Stranna shoves the carcass of the chimera off her. Luc’s stingray lies on the ground like a discarded blanket. Every child and parent stands, shielding their eyes and looking up at something that has been denied us all since the very beginning of this virus. Something that not even nightmares could quench.
Sunlight.
In the sky, bright and golden and with the warmth of summer, shines a perfect golden sun.
Luc bolts. Through the veil of the Nightmare’s edge, across the wheat field, back toward the coliseum.
“Oh no you don’t.”
I sprint down the stairs of the castle wall and leap from the fifth stair onto the back of my rhino. He stands there like he was waiting for this moment. With nothing more than a nudge, he lumbers through the broken gate, over the pile of dead bison, and after Luc.
“Cain, no!” Stranna yells from the wall. “Leave him be!”
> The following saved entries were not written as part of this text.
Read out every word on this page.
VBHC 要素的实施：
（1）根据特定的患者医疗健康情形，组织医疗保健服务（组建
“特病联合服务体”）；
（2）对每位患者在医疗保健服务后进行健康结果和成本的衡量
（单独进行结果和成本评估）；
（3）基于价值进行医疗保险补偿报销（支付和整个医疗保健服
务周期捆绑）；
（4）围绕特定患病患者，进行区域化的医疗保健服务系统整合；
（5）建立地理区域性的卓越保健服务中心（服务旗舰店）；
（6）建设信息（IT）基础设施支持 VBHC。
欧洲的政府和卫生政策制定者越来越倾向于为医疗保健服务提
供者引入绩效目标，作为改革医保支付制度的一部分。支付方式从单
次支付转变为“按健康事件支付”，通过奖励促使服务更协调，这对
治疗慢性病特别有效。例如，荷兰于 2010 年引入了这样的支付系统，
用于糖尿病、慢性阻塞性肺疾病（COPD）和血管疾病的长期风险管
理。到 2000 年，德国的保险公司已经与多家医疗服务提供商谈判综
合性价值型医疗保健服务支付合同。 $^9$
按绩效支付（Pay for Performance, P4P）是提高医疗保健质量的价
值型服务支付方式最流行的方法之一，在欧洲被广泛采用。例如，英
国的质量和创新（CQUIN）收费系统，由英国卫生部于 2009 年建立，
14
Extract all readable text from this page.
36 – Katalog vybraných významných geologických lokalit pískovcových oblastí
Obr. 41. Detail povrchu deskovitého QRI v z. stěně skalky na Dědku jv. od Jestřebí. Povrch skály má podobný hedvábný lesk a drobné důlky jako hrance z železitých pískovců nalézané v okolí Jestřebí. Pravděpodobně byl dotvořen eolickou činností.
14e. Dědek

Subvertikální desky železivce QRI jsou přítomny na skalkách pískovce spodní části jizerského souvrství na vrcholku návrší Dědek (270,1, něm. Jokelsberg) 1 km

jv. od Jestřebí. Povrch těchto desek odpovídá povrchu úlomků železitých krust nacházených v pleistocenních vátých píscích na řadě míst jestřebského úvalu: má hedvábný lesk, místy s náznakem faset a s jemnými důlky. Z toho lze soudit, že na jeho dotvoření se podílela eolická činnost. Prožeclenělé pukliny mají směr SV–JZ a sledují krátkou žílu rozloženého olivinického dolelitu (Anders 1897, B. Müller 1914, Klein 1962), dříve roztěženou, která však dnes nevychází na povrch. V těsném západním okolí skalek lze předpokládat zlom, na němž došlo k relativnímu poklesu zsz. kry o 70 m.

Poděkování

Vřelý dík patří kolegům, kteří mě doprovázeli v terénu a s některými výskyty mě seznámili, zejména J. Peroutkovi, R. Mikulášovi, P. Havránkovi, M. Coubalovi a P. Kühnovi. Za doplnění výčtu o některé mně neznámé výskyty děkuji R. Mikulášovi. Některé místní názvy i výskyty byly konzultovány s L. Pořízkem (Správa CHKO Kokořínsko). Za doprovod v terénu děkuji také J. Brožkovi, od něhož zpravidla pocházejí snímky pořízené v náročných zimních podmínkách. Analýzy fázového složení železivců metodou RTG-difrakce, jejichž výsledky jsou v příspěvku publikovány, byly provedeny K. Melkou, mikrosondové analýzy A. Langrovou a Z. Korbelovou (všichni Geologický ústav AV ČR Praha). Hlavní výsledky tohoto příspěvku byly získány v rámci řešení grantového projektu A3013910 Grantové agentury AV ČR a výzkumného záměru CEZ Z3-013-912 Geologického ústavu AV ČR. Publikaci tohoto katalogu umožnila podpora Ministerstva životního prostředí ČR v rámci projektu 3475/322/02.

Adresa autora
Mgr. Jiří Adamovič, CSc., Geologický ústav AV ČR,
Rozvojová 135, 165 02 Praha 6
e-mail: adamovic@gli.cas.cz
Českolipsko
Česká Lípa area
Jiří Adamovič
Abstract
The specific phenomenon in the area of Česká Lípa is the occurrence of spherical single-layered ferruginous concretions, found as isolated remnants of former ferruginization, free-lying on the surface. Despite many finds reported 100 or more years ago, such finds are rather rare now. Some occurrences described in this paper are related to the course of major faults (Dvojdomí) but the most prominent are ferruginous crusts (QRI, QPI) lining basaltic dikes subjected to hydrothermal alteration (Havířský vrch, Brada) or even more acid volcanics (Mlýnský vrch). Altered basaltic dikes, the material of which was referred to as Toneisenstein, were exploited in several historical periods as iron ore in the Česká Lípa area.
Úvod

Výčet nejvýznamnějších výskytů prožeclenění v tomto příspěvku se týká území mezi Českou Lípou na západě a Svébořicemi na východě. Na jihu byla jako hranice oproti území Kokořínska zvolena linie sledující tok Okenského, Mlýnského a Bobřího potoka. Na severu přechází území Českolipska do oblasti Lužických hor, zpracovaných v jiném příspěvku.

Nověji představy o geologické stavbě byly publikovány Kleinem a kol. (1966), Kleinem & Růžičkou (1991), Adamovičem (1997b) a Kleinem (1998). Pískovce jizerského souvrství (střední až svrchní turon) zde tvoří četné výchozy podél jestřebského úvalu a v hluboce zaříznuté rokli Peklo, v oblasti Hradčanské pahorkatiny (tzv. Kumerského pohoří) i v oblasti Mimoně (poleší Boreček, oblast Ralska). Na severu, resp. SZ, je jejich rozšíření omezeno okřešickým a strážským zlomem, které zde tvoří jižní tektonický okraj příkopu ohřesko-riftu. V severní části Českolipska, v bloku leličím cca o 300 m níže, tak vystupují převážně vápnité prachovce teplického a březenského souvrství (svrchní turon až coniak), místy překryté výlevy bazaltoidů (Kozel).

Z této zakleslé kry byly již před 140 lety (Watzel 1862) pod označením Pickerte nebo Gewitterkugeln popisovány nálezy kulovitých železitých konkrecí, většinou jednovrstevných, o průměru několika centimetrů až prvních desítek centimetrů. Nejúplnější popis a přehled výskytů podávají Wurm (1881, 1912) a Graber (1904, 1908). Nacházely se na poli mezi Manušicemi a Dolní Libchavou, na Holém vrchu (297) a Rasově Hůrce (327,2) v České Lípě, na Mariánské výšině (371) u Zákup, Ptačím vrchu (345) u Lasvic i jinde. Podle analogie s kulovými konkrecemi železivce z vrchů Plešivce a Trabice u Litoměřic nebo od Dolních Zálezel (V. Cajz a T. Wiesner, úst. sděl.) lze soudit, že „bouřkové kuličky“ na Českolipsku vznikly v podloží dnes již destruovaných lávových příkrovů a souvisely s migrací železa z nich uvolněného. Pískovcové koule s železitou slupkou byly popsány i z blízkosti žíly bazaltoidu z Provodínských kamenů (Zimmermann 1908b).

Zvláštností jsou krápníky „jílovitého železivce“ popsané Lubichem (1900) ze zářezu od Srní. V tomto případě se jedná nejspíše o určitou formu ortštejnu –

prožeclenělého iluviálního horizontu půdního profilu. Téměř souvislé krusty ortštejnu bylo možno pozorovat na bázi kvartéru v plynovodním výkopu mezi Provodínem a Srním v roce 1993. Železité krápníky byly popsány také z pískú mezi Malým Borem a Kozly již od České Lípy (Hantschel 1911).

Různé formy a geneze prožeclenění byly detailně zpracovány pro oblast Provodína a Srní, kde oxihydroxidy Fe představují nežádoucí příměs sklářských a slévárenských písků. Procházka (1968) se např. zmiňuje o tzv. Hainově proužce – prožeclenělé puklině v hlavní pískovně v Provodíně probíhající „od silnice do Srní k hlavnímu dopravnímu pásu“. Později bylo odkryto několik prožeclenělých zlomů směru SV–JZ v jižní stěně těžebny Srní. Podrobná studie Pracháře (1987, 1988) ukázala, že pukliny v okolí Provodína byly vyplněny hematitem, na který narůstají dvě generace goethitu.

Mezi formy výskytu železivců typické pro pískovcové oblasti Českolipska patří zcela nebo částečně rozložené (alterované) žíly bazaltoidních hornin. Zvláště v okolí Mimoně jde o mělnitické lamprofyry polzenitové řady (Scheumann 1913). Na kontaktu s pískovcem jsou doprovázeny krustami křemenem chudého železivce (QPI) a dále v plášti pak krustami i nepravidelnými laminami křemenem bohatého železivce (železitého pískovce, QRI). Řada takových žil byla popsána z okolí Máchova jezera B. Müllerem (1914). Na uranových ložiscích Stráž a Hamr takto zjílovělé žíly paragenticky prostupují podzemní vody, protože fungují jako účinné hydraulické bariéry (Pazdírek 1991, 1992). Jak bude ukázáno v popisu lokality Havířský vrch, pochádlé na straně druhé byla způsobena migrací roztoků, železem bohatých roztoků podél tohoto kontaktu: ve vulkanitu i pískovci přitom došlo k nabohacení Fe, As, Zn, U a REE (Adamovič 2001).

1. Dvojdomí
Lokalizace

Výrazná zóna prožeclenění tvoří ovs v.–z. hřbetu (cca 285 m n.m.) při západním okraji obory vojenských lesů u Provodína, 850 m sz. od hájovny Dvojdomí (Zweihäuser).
I don’t know what I plan to do, but I can’t just let him run back to his place of power—even if the sun did obliterate his nightbeasts. He’ll recover somehow. And then he’ll be back.
I gain on him. He glances over his shoulder, spots me, and pivots to a stop, drawing his gladius.
“You really want to do this, Cain?” he shouts. “Against me?”
Good question.
He’s in the blackened wheat field, but it’s clear that this is his territory. Though he has to try twice, he manages to call up enough nightmist to cover himself in Roman armor and line his belt with fresh weapons.
He throws a single dagger, and it plants itself in the head of my charging rhinoceros. The rhino’s front knees buckle, and I go flying into the blackened stalks of wheat.